Плохи, выходит, мои дела. Может, и совсем безнадежны. Может, я уже и не встану. Потому-то все такие нежные со мной: и отец, и мама, и дед… И все время успокаивают — выздоровеешь, выздоровеешь. А я…
Вон сплю все время. Значит, нет в организме сил, энергии для жизни. Вот так засну и не проснусь больше. Голову даже поднять от подушки не могу. Поднимусь, сяду на кровати, а голова кругом идет, даже мутит…
Я взглянул на творог, на яичницу и вспомнил слова деда Саливона, которые он любил повторять: «Как без пищи быть силище. Живется, пока естся и пьется. На пищу налегай, и будешь, как бугай».
— Иришка, дай еще кусок хлеба с маслом, — сказал я тихим, глухим голосом.
— Что? Да ты же еще этого не съел!
— Жалко? — с горьким упреком взглянул я на нее. — Может, я… Может…
— Да что ты, что ты! Возьми! — Она побежала на кухню, откромсала от буханки огромную краюху, намазала маслом в палец толщиной и положила на стул. Прыснула и побежала за печь смеяться.
Я вздохнул. Ничего, ничего! Смотри, чтобы плакать не пришлось, когда меня… когда меня уже не будет…
Яичницу с первым куском хлеба я умял довольно быстро.
А вот тарелка творога, щедро политого сметаной, и краюха хлеба, принесенная по моей просьбе Иришкой, пошли туго. Полтарелки я еще так-сяк съел, а дальше начал давиться. Набивая полный рот творога и хлеба, я жевал-пережевывал эту жвачку по нескольку минут и никак не мог проглотить. Жевал, как какой-нибудь старый вол.
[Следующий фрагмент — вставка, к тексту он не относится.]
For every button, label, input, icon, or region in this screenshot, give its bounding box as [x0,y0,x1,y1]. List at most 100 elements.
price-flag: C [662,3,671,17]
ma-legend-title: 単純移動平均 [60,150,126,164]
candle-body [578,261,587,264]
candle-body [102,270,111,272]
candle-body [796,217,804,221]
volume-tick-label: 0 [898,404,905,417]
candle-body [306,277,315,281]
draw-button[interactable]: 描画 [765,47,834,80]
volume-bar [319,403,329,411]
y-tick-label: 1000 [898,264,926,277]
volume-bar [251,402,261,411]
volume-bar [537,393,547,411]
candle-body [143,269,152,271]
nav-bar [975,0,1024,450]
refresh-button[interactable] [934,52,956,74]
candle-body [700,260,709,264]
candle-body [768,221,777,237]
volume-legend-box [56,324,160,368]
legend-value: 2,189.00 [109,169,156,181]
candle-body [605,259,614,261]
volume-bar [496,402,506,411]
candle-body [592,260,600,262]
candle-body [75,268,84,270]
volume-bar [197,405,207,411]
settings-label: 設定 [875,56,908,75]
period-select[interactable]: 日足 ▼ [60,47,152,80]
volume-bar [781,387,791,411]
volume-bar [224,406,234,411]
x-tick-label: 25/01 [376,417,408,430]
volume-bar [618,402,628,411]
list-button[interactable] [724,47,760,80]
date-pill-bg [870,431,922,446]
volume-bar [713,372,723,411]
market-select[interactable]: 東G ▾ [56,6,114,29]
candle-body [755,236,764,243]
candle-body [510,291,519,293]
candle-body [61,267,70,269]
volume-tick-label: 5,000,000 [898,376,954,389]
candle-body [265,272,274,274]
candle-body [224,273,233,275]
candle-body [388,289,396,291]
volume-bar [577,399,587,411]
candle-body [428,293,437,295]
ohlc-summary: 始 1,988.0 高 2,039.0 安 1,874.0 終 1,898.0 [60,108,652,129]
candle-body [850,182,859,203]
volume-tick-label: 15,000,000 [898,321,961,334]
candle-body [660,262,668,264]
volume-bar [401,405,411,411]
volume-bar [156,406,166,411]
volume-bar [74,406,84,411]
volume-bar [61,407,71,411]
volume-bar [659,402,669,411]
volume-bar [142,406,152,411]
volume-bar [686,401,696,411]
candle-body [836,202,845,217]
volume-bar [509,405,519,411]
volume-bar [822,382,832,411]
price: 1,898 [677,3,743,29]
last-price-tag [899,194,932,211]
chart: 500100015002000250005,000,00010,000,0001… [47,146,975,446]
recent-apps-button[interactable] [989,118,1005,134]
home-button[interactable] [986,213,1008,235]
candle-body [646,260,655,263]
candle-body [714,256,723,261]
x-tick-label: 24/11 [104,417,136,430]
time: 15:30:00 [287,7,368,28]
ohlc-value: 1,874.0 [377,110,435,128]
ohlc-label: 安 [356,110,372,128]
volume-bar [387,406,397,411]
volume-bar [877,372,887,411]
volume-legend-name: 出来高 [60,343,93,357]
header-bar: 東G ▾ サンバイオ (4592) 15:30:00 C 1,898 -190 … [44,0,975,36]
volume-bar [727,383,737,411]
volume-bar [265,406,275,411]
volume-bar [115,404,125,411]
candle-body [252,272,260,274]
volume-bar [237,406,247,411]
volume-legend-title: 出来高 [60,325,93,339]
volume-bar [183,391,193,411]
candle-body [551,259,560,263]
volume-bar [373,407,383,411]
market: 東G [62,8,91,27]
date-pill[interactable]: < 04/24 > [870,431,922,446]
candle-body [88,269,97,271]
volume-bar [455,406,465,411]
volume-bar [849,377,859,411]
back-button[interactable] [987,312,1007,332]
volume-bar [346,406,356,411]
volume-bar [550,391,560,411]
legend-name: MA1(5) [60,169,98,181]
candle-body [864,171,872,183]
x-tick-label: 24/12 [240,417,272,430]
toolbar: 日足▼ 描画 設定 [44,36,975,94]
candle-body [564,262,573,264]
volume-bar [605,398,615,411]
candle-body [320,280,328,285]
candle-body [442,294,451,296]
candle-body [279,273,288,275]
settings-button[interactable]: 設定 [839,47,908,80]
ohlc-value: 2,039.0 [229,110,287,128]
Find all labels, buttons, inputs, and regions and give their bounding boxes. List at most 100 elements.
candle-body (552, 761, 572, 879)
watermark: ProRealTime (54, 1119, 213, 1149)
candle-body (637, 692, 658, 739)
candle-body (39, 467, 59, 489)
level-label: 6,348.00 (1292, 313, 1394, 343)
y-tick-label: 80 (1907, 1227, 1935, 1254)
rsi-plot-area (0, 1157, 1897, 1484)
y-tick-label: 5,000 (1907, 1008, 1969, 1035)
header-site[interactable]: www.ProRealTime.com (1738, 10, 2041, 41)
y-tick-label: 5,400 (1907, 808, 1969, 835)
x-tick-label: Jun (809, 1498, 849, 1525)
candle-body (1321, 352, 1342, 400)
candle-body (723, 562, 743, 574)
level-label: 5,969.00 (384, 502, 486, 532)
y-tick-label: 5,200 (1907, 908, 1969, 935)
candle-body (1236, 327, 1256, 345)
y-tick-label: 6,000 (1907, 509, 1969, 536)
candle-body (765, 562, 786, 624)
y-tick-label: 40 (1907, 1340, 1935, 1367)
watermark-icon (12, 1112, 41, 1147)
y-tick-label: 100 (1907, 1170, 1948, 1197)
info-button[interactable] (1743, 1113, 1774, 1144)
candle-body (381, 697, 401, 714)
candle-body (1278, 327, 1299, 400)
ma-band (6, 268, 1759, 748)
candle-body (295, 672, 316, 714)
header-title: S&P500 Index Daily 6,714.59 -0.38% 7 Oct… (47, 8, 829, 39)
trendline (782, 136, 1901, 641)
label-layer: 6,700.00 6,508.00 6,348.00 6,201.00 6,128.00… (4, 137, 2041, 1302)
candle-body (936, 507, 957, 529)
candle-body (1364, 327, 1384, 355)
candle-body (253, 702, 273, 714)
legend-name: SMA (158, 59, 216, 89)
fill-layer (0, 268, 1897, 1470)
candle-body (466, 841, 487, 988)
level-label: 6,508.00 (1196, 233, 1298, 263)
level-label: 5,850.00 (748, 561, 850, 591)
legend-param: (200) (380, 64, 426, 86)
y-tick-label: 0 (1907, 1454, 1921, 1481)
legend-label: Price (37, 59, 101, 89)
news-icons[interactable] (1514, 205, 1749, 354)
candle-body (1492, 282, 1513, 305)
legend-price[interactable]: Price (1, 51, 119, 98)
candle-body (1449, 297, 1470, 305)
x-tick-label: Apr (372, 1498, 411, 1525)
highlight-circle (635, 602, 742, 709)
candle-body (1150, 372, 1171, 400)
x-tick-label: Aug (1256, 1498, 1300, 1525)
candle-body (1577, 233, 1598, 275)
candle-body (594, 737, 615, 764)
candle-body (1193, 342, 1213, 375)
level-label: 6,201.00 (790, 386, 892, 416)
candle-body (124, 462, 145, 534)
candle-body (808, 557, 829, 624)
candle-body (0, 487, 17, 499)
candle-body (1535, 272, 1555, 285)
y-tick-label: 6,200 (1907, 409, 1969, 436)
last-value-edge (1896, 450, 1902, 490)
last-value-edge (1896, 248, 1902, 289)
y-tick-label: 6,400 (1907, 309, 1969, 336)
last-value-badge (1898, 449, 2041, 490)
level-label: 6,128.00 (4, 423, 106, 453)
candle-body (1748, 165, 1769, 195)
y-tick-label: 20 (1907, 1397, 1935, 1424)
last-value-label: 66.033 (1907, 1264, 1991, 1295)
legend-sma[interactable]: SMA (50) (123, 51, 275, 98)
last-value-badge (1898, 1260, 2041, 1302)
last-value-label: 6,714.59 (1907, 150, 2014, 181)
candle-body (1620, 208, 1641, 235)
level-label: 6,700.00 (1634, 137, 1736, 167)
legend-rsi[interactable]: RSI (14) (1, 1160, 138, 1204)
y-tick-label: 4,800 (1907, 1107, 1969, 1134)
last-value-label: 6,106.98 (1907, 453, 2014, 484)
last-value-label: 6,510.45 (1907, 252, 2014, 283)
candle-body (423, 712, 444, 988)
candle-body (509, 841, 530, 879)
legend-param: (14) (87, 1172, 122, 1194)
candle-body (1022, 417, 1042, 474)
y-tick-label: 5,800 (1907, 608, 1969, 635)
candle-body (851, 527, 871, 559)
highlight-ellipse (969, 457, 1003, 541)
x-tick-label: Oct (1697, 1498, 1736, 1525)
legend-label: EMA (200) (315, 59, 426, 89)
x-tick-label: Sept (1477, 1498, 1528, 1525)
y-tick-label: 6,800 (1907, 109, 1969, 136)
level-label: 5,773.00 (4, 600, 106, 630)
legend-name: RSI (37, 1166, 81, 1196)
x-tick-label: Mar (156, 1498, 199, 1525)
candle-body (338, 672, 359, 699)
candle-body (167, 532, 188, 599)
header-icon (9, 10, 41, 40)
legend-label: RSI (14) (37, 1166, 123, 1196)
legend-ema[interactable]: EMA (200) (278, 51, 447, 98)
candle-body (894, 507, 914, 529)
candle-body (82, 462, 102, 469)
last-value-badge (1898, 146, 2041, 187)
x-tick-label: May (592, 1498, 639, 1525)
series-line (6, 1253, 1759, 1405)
Уж я и молоком запивал, и резко запрокидывал голову назад, как это делает обычно мама, глотая таблетки, но только напрасно — не глоталось. «Ну, все! — с ужасом подумал я. — Уже и есть не могу. Организм пищу не принимает. Все! Конец! Крышка!»
Я бессильно откинулся на подушку.
Лежал и прислушивался, как внутри у меня что-то булькало: бурчало и перевивалось. Это гуляет в пустом животе одинокая яичница в окружении творога и молока, думал я. Гуляет, не имея возможности спасти слабеющий организм.
О! Кольнуло в боку!.. И нога занемела, наверно, кровь туда уже не доходит… И левая рука какая-то бессильная и вялая. Да ведь там же сердце близко! Видно, сердце уже отказывается работать…
О! Уже тяжело дышать! Прерывистое какое-то дыхание. И пальцы на руках посинели, видно, отмирают… Эх, жаль — нет Павлуши. Хоть бы с ним попрощаться. Не успею, наверно…
Из-за печи выглянул лукавый Иришкин глаз. Она смеялась. Она и не представляла, как мне худо. Она думала, что я придуриваюсь.
Нужно ее как-то разуверить, что это не шутки, что мне на самом деле плохо, что, может, это последние мои минуты… Я не мог умирать под ее хихиканье.
— Иришка, — чуть слышно проговорил я, — иди сюда.
Она вышла из-за печи.
— Иришка, — вздохнул я и смолк.
Она подошла поближе. Личико ее стало немножко серьезнее.
— Иришка, — вздохнул я во второй раз и снова смолк. Я должен был сказать в этот момент что-то значительное, что-то возвышенное и великое, что говорят только перед смертью. — Иришка, — сказал я наконец тихо и торжественно, — возьмешь себе мой велосипед… Я дарю тебе его…
И закрыл глаза.
— Ой! — взвизгнула она радостно. — Ой! Пгавда?! Ой! Сегьезно? Ой, бгатишка! Какой ты хогоший! Ой! Дай я тебя поцелую!